さらに、今回の攻撃の標的となったCisco ASAの一部モデルが「セキュアブートに非対応」であったことも重要な要素である。セキュアブートとは、コンピュータやネットワーク機器が起動する際、そのシステムにロードされるOSやファームウェア、ドライバなどのソフトウェアが、正規のベンダーによって署名されたもの(つまり、改ざんされていない信頼できるもの)であるかを検証するセキュリティ機能のことだ。これにより、システムが起動する前に、不正なソフトウェアやマルウェアが組み込まれて起動されてしまうのを防ぐことができる。セキュアブートに非対応のモデルは、この起動時の安全性を保証する仕組みが不足しているため、攻撃者がシステム起動プロセスそのものを狙って、不正なコードを埋め込んだり、システムを乗っ取ったりするリスクが高まる。今回の攻撃者が、特にセキュアブート非対応のモデルを狙ったのは、このような起動プロセスの脆弱性を利用して、より深くシステムに侵入しようとした可能性が考えられる。
複数の政府機関が標的とされた点も、この攻撃の重大性を示している。政府機関は、国民の個人情報、国の機密情報、社会インフラに関わる重要なデータなど、極めて高いセキュリティが求められる情報を扱っている。そのような組織がゼロデイ攻撃の標的となることは、国家の安全保障に関わる重大なインシデントに発展する可能性をはらんでいる。攻撃の目的は情報窃取やシステム破壊、あるいは別の攻撃のための足がかりにすることなど多岐にわたるが、いずれにせよ、その影響は計り知れない。
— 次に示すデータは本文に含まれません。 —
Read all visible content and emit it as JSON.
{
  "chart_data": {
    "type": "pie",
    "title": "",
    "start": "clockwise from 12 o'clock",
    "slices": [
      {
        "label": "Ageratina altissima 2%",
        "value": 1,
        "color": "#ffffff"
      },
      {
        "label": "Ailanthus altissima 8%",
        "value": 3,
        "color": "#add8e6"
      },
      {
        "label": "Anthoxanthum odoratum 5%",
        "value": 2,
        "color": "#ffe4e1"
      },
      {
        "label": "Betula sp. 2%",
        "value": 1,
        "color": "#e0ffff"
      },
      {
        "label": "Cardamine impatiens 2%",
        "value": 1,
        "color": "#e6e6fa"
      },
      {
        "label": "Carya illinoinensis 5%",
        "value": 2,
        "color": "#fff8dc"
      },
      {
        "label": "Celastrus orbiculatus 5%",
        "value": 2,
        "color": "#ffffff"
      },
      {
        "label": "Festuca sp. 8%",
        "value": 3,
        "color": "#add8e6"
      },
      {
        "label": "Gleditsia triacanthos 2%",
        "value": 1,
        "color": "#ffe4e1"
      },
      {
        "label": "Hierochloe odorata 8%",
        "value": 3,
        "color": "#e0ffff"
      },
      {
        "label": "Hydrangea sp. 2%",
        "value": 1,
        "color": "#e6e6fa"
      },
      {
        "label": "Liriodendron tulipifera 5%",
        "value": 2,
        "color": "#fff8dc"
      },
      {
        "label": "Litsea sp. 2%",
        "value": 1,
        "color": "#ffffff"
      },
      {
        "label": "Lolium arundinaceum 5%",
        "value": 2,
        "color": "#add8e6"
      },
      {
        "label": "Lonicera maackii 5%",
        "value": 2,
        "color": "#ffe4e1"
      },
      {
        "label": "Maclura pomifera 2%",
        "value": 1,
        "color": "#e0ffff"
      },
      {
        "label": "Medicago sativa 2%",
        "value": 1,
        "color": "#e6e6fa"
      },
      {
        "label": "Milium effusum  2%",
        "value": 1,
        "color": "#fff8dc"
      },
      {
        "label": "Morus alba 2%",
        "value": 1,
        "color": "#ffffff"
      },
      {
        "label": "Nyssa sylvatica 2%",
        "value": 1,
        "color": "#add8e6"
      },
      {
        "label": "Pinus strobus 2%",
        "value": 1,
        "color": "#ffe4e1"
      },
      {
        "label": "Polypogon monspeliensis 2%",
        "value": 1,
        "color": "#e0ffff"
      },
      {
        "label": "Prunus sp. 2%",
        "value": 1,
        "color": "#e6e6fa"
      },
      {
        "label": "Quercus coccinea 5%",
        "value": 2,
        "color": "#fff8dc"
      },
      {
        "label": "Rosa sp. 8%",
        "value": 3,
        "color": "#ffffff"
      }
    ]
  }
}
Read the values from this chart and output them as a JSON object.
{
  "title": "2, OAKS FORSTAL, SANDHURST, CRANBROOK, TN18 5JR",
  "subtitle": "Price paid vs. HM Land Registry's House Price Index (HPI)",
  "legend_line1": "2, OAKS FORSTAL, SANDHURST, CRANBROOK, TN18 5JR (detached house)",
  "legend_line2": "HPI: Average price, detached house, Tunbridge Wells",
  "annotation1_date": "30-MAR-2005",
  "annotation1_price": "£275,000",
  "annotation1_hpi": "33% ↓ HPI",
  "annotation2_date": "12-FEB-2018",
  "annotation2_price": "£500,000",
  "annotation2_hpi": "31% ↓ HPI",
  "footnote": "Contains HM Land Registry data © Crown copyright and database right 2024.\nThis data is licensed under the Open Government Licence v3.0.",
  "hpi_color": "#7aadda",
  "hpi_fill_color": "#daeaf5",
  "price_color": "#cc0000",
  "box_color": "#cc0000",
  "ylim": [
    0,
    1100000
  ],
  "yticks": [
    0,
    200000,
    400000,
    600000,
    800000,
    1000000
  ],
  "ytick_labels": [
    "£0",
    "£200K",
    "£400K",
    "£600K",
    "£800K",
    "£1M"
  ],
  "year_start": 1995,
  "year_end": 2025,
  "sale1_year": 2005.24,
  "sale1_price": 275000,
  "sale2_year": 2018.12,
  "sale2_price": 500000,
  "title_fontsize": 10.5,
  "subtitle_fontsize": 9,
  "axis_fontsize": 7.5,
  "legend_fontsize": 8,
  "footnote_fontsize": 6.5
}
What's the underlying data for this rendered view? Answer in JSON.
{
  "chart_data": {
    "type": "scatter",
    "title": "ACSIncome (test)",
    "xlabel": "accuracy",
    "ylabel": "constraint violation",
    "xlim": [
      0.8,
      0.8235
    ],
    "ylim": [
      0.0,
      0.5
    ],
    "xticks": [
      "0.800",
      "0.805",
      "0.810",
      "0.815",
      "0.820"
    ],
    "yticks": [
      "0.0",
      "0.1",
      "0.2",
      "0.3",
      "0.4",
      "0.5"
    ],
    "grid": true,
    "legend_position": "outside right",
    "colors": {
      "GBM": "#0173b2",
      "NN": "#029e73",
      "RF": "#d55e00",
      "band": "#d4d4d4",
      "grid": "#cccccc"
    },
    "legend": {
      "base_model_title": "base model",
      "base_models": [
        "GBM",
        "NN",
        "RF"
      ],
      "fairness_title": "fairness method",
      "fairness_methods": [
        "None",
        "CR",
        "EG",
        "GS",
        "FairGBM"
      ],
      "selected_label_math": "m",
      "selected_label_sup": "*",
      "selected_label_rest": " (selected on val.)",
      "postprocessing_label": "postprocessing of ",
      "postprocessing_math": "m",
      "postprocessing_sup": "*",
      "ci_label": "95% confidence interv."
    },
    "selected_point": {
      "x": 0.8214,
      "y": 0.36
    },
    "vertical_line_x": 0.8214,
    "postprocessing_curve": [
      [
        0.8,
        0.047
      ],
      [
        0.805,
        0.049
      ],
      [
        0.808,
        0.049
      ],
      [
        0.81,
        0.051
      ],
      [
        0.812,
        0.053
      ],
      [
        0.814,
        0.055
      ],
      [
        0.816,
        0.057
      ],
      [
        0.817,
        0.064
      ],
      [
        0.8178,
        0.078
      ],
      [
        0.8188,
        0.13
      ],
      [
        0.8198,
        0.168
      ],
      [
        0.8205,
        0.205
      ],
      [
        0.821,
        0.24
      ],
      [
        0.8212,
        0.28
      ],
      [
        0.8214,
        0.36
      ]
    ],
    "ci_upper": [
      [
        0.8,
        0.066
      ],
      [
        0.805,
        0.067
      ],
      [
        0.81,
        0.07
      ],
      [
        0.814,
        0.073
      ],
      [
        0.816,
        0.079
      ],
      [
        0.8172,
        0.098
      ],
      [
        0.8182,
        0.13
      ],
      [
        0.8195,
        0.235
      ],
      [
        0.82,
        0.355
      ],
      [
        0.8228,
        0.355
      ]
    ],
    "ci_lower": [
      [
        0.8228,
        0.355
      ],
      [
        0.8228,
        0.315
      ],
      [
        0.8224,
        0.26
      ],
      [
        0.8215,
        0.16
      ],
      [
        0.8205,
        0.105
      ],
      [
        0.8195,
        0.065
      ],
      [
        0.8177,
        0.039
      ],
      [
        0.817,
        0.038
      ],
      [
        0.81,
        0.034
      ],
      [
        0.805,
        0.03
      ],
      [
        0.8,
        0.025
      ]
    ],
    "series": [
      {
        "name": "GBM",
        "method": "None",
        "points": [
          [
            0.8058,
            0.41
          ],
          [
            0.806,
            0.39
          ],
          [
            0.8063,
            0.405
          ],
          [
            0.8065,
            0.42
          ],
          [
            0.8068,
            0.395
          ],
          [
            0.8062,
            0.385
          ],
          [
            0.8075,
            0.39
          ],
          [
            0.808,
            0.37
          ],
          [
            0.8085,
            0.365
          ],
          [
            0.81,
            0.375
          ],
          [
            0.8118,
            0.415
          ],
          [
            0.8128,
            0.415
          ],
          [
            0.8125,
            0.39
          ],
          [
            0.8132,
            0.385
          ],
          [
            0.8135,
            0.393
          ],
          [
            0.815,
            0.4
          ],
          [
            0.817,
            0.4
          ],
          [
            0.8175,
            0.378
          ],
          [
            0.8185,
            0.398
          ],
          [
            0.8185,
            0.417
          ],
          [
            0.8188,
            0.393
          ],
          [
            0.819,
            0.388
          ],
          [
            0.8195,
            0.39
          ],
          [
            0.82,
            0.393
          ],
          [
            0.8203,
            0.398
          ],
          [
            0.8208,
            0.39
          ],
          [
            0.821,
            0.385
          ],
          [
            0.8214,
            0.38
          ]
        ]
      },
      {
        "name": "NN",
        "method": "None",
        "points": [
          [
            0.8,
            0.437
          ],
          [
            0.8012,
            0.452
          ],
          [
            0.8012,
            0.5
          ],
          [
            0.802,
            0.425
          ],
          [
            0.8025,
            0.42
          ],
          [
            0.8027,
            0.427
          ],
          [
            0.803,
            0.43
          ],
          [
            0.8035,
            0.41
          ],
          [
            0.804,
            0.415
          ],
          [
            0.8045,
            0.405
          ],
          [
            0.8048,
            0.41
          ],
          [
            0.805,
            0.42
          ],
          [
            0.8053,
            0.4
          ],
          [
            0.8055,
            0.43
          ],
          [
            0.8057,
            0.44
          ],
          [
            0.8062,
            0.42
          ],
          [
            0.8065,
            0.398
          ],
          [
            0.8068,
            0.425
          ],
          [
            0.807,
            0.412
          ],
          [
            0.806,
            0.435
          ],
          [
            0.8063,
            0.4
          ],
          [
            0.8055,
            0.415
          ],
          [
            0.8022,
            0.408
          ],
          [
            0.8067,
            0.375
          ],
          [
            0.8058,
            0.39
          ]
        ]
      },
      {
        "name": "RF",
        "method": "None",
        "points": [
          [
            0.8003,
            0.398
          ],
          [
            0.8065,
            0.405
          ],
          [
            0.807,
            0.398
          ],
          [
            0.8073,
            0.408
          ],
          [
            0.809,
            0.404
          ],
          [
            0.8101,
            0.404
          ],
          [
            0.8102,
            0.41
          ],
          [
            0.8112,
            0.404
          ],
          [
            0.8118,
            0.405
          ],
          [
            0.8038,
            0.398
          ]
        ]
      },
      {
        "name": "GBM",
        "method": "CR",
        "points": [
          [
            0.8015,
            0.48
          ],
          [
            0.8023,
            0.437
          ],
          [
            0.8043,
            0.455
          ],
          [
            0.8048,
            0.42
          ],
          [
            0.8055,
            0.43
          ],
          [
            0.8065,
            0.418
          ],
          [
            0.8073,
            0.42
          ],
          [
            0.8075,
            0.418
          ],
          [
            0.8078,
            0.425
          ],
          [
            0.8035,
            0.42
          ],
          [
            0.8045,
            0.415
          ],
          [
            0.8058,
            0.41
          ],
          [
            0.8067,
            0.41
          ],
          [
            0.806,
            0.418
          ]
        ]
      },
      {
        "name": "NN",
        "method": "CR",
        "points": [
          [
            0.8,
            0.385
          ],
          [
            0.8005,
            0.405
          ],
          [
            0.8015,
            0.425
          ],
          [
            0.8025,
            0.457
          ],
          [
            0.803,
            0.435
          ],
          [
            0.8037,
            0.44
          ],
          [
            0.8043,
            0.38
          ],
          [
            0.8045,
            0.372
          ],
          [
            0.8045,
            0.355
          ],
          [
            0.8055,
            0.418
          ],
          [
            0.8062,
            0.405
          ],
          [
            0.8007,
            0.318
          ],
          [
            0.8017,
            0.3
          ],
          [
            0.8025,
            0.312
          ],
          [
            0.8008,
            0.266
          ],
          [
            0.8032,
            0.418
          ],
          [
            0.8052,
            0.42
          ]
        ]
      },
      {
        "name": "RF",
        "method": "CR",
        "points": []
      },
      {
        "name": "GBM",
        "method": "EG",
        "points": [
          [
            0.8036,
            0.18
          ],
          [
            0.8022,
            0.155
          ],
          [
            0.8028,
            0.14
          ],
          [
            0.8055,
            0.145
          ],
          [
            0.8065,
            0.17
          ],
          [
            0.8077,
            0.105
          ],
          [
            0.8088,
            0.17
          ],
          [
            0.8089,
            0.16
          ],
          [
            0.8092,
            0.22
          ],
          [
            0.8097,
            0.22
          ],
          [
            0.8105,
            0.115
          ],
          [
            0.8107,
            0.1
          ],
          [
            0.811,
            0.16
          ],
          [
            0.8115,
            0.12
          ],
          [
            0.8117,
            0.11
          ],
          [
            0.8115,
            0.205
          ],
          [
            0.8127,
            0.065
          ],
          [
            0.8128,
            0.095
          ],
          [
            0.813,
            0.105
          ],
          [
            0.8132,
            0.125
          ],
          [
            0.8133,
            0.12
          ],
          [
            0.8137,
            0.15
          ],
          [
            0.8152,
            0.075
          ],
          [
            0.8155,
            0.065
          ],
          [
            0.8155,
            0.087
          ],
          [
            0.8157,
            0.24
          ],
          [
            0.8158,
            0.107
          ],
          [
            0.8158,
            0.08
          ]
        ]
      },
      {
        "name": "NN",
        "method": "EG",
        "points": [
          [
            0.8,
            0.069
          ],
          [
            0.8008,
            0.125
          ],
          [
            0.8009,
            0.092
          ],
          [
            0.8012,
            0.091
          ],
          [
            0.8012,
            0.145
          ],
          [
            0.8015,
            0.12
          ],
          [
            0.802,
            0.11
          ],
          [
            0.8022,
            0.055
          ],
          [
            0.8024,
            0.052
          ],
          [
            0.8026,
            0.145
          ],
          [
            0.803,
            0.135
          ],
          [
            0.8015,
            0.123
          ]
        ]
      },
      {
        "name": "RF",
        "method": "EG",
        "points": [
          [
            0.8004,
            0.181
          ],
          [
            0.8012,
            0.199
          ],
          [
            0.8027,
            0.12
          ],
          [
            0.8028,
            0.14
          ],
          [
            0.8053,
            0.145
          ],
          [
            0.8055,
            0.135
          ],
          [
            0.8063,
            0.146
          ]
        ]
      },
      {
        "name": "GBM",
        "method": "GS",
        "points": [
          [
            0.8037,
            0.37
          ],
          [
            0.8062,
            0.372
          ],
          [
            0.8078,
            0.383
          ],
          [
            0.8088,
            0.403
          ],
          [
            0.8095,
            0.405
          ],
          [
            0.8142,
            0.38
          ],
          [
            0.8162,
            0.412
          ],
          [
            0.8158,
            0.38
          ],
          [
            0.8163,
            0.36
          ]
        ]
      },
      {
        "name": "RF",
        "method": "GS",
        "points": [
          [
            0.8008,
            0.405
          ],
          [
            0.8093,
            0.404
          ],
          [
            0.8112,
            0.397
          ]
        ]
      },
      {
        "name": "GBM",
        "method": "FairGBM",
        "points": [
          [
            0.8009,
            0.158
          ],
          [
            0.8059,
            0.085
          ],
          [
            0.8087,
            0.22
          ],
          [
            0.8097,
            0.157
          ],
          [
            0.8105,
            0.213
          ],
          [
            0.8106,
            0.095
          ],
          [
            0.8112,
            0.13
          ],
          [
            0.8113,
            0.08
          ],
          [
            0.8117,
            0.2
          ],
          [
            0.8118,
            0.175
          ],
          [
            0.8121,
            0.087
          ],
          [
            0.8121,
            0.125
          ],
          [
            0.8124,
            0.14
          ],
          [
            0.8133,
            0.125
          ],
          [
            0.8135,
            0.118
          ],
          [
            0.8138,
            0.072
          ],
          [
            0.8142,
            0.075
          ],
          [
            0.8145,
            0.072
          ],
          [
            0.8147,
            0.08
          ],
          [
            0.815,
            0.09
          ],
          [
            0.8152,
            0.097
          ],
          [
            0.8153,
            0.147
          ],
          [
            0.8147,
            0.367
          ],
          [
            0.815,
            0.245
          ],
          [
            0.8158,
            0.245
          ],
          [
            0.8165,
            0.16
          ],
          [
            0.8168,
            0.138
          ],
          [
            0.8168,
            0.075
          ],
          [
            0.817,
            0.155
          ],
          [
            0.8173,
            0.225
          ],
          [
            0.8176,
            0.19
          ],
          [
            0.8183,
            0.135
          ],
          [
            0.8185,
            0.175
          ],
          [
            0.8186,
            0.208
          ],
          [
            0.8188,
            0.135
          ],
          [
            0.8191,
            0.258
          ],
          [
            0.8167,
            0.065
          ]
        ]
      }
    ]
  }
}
今回のニュースは、サイバーセキュリティの重要性を改めて浮き彫りにしている。システムエンジニアを目指す皆さんにとって、常に最新のセキュリティ情報を追い、利用しているシステムや機器に脆弱性がないか、もしあれば速やかにパッチを適用するといった基本的な対策の徹底が不可欠であることを示している。また、ゼロデイ攻撃のような未知の脅威に対しては、多層的な防御策を講じることや、異常を早期に検知するための監視体制を強化することの重要性も痛感させられる。ITの世界は進化し続けると同時に、サイバー攻撃の手口もまた巧妙化していく。この現実を理解し、常に学び続ける姿勢を持つことが、これからのシステムエンジニアには求められるだろう。